Groundhog Day: Punxsutawney Phil weighs in on whether winter will end soon

PUNXSUTAWNEY, PA - FEBRUARY 02:Handler AJ Dereume holds Punxsutawney Phil after he did not see his shadow predicting an early spring during the 133rd annual Groundhog Day festivities on February 2, 2019 in Punxsutawney, Pennsylvania. Groundhog Day is a popular tradition in the United States and Canada. A crowd of upwards of 30,000 people spent a night of revelry awaiting the sunrise and the groundhog's exit from his winter den. If Punxsutawney Phil sees his shadow he regards it as an omen of six more weeks of bad weather and returns to his den. Early spring arrives if he does not see his shadow, causing Phil to remain above ground. (Photo by Jeff Swensen/Getty Images)

PUNXSUTAWNEY, Pennsylvania — Despite lacking formal meteorology training, Punxsutawney Phil delivers one of the most anticipated weather forecasts of the year.

On Sunday, Phil weighed in on whether there will be six more weeks of winter, or if spring will get an early start.

By failing to see his shadow on Sunday, Phil predicted that winter will come to an end soon, and spring will get underway soon.

The tradition dates back 134 years. According to data, he has seen his shadow 104 times compared to not seeing his shadow 20 times. There is no record from 10 Groundhog Days.

2019 and 2020 mark the first time that Phil has seen his shadow in consecutive years.

Despite the pomp and circumstance around Phil when he wriggles out of his burrow, Phil’s accuracy is dubious.

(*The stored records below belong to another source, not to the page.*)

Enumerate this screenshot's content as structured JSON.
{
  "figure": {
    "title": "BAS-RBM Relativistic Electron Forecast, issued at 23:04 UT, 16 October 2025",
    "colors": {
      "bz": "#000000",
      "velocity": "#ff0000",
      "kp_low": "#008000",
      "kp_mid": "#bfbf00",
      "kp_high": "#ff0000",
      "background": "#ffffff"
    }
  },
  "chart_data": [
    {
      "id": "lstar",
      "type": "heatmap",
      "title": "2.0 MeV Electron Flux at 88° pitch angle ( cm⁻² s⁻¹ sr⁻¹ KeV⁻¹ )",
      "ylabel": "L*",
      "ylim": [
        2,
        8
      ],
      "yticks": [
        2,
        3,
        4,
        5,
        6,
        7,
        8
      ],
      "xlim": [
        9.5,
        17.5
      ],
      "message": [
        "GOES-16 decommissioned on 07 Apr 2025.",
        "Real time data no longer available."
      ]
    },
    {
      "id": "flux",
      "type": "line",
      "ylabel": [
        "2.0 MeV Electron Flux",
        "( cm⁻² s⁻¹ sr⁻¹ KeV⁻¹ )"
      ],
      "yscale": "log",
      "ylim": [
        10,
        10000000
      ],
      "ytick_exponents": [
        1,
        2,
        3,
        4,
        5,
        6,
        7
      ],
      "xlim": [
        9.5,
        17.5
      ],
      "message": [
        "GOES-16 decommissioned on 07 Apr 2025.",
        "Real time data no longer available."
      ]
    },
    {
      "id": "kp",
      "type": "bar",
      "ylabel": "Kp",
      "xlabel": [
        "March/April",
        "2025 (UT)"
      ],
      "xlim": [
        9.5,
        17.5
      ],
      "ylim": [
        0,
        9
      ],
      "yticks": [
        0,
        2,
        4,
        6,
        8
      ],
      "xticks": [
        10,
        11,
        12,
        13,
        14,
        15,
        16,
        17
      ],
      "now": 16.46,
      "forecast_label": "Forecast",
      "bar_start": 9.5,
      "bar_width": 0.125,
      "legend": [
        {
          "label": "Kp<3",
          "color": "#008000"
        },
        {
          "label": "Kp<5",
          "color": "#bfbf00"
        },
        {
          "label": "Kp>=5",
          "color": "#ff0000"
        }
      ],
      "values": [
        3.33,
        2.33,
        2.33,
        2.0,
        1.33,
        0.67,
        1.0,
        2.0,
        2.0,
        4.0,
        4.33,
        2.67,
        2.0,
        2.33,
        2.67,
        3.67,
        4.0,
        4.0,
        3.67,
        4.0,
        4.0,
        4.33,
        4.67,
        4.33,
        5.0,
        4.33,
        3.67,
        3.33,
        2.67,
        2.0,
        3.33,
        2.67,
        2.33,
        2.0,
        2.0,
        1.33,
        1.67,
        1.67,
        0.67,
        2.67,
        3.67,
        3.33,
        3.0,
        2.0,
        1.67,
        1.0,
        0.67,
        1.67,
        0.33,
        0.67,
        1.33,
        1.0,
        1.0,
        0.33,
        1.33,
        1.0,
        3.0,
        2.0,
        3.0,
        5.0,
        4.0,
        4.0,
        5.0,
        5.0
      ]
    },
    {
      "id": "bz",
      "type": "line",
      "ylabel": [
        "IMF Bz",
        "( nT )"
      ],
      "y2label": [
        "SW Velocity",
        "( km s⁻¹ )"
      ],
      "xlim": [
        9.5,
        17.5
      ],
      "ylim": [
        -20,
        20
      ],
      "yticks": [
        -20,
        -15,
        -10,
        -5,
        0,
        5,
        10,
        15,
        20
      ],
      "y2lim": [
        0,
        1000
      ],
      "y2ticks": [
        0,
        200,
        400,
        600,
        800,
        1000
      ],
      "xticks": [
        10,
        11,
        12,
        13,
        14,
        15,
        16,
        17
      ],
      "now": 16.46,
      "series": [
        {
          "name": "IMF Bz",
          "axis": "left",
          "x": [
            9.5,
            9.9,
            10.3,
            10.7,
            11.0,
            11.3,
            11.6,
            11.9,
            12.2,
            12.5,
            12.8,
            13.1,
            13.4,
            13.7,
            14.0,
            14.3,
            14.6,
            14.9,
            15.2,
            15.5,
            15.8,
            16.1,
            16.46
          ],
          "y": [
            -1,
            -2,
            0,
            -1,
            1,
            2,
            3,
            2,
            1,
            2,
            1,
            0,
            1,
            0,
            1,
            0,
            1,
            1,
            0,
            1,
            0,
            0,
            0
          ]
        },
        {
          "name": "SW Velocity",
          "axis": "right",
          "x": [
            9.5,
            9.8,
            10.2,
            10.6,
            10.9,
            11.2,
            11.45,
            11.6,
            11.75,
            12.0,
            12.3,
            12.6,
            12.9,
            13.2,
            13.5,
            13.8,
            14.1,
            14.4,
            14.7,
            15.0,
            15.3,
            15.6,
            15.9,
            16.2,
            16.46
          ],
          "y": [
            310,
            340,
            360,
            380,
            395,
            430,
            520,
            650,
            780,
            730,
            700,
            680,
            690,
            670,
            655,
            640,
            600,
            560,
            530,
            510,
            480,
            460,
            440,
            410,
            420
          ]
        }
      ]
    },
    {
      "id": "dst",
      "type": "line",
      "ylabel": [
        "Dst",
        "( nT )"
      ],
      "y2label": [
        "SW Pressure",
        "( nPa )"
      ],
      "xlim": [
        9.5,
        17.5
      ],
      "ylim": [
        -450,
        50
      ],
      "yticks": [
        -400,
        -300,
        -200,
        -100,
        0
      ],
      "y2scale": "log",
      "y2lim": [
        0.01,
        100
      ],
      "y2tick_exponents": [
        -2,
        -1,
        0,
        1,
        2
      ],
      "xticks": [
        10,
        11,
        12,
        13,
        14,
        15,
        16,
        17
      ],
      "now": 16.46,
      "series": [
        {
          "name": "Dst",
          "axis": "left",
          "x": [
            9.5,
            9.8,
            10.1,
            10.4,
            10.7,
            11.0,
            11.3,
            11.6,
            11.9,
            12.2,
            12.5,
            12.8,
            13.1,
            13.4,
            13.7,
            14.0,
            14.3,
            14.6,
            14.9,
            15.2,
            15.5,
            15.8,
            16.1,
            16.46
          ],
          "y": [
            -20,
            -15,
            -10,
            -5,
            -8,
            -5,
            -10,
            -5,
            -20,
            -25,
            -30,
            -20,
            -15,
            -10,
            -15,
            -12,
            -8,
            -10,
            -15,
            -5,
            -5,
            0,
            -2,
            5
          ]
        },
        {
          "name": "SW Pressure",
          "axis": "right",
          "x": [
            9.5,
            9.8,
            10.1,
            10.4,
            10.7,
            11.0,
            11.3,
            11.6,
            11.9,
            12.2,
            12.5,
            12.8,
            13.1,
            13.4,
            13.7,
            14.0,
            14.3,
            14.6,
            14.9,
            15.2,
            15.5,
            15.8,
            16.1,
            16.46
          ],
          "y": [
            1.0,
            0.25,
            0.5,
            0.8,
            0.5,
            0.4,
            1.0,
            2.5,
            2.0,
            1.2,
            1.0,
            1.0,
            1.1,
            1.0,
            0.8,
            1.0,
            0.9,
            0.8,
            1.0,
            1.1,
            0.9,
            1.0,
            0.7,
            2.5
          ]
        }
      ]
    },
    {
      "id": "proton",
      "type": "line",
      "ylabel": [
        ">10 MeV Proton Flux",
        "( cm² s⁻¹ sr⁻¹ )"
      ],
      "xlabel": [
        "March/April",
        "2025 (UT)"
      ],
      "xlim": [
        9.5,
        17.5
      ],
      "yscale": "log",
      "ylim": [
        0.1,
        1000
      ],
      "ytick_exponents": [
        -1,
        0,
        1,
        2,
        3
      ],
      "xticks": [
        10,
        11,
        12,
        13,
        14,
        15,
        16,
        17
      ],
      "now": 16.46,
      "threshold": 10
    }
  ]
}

For instance, in 2017, Phil saw his shadow, meaning six more weeks of winter, but the United States mostly basked in a very warm end to winter. 2017 marked the second-warmest February in recorded US history. March was also mild, marking the ninth-warmest March in recorded US history.

In 2018, Phil saw his shadow, and incorrectly predicted a cool start to spring, according to NOAA data. February ended up being a very warm month for much of the United States, especially in the East. In 2019, Phil did not see his shadow, and February ended up being a warm month for the Northeast.

In the 21st century, Phil has been less than 50 percent accurate with his forecasts.

Several other rodents in the weather prognostication business also foretold an early spring. Neither Buckeye Chuck in Ohio or Staten Island Chuck in New York saw their shadow Sunday morning.